Forscher packen Alpha-Strahler in Käfig
Ein spezifischer Komplexbildner für ausgewählte Radiometalle soll deren Anwendungsmöglichkeiten in der Tumorbestrahlung erweitern
Zur Therapie von Krebserkrankungen werden verstärkt radioaktiv markierte Substanzen eingesetzt, die im Patienten die Tumorzellen gezielt aufspüren und zerstören können. Besonders die Therapie mit Alpha-Strahlern gilt als vielversprechend, denn diese können im Gegensatz zu Beta-Strahlern durch ihre höhere biologische Wirksamkeit Strahlenresistenzen durchbrechen. Auch wird aufgrund ihrer kürzeren Reichweite nur wenig gesundes Gewebe um den Tumor mitbestrahlt. Um Alpha-Strahler zukünftig für viele unterschiedliche Tumorarten einsetzen zu können, benötigen sie jedoch eine Art chemischen Transportkäfig. Solche Käfige hat ein Forscherteam am Helmholtz-Zentrum Dresden-Rossendorf (HZDR) kürzlich im Fachjournal „ChemistryOpen“ vorgestellt.
Die Behandlung mit Alpha-Emittern ist derzeit auf spezielle Erkrankungen des Skeletts beschränkt, denn das einzige radioaktive Arzneimittel (Radiopharmakon) mit einer Zulassung der Europäischen Arzneimittelagentur ist Radium-223, verabreicht als Radiumchlorid. Es reichert sich ähnlich wie Calcium im Knochengewebe an und zerstört dort die Metastasen.
Damit Alpha-Emitter auch Tumoren in anderen Geweben erreichen können, benötigen sie eine molekulare Hülle, die durch die Bildung eines Komplexes als Transportkäfig dienen soll. Dem Forscherteam um Dr. habil. Constantin Mamat vom HZDR ist es gemeinsam mit Prof. Martin Köckerling von der Universität Rostock erstmals gelungen, einen solchen chemischen Käfig zu synthetisieren, der zunächst ein Bariumion über längere Zeit stabil aufnehmen kann. Dieses fungiert als nicht-radioaktive Probe für die therapeutisch wirksamen Alpha-Emitter Radium-223/-224 und das radioaktive Barium-131, das Potential für diagnostische Anwendungen besitzt. „Bei Barium und Radium handelt es sich jedoch ausgerechnet um Elemente, die chemisch schwer zu binden sind“, erklärt der Doktorand David Bauer vom HZDR die besondere Herausforderung.

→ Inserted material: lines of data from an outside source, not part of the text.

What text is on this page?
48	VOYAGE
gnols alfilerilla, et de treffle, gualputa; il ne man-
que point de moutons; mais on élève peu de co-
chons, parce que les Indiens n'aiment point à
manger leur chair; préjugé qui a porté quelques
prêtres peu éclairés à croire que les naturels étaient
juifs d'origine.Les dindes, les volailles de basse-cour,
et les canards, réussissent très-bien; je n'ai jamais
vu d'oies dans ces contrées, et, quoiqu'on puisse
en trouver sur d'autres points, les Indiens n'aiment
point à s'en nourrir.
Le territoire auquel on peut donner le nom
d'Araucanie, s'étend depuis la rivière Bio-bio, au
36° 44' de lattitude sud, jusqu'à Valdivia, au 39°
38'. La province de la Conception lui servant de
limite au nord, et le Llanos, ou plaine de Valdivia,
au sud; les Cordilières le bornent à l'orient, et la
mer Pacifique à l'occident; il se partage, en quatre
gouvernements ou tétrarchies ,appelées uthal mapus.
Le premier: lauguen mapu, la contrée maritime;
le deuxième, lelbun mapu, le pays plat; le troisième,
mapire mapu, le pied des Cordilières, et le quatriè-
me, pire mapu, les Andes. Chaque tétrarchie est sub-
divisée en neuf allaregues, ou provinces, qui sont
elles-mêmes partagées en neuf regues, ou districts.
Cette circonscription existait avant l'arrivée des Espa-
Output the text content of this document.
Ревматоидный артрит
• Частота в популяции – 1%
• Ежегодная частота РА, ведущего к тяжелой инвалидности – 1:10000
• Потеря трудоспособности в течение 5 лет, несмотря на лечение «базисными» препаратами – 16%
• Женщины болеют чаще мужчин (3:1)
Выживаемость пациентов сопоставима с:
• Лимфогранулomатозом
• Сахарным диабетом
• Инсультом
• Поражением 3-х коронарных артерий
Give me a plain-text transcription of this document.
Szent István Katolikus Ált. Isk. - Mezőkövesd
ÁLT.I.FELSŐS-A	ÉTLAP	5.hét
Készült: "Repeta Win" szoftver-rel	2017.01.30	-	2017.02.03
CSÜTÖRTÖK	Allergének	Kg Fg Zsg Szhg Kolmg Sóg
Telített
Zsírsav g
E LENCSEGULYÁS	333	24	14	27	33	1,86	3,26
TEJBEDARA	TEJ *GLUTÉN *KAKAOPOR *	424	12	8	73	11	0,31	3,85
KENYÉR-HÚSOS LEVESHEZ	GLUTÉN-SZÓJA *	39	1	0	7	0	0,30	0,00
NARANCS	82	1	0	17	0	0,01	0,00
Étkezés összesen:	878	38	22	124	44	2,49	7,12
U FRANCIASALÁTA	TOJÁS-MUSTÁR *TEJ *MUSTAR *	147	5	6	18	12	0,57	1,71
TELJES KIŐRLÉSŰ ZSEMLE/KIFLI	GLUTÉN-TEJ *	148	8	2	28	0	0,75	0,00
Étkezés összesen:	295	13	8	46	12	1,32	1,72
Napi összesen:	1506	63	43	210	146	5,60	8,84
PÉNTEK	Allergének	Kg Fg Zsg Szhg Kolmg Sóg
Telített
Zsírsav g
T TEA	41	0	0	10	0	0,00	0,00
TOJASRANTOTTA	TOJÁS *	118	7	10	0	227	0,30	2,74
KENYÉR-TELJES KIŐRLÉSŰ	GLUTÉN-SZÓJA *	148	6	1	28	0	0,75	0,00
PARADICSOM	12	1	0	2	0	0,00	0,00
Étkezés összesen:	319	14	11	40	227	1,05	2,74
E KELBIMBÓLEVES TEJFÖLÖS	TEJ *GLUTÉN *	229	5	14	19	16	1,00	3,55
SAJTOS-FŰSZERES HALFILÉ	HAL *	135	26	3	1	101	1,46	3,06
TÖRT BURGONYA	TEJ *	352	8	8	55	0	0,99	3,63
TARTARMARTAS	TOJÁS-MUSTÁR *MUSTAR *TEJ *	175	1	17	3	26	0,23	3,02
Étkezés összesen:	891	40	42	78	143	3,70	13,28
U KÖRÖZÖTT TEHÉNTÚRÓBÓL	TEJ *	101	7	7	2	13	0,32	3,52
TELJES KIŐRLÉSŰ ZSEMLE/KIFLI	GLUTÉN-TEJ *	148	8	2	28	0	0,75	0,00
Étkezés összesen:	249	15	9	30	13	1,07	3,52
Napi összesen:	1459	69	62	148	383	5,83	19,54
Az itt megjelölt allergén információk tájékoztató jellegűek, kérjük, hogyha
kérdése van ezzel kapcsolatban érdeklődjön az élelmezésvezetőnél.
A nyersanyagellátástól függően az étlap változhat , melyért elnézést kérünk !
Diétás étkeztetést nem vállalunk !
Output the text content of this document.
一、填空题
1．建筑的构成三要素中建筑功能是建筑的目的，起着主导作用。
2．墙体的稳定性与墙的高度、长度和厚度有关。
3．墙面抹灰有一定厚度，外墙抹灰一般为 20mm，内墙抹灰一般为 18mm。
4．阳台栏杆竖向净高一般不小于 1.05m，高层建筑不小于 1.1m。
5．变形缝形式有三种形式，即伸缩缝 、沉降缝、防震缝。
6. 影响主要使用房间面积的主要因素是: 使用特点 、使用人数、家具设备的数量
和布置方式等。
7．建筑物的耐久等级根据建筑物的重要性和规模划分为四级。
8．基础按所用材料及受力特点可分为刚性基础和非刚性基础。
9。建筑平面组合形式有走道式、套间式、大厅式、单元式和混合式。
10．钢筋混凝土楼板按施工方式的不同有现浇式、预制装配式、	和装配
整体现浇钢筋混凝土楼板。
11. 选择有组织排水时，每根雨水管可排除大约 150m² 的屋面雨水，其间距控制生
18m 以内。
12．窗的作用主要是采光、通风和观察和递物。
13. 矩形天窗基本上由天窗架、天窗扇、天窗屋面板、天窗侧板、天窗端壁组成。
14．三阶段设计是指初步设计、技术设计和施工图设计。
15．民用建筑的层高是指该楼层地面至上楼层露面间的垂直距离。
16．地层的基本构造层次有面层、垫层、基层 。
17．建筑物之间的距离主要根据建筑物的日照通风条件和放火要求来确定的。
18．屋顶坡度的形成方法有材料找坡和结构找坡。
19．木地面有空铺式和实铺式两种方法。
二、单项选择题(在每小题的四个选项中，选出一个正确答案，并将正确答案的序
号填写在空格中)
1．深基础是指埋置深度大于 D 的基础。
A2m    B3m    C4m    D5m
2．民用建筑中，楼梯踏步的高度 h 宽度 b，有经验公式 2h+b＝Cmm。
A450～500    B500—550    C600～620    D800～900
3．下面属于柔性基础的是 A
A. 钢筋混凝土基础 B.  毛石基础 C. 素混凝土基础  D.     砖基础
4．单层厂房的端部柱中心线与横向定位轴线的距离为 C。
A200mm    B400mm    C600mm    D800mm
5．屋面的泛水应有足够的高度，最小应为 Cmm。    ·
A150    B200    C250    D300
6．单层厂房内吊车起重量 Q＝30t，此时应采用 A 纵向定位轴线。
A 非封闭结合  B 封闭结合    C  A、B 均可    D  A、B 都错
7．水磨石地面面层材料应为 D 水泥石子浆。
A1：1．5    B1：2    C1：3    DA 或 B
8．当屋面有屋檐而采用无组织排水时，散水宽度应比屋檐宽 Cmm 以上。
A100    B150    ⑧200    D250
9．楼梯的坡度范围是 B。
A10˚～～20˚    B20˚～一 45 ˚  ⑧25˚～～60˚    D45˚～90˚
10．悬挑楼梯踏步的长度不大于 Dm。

Bislang waren keine geeigneten Komplexbildner zur stabilen Bindung von Radium und Barium bekannt. Die Forscher verwenden für ihre Konstruktion spezielle, käfigförmige Verbindungen. In der Fachsprache Calix-Kronen genannt, bestehen sie selbst aus verschiedenen Strukturelementen: Das Grundgerüst bildet die Substanzklasse der Calix[4]arene, die Verknüpfung mit Kronenethern formt den Käfig. Kombiniert mit unterschiedlichen funktionellen Gruppen, schließt dieser das entsprechende Radiometall in seinem Inneren ein. Durch die Auswahl geeigneter funktioneller Gruppen können die Forscher das Bindungsverhalten der Calix-Krone gegenüber den Radionukliden vielfältig modulieren.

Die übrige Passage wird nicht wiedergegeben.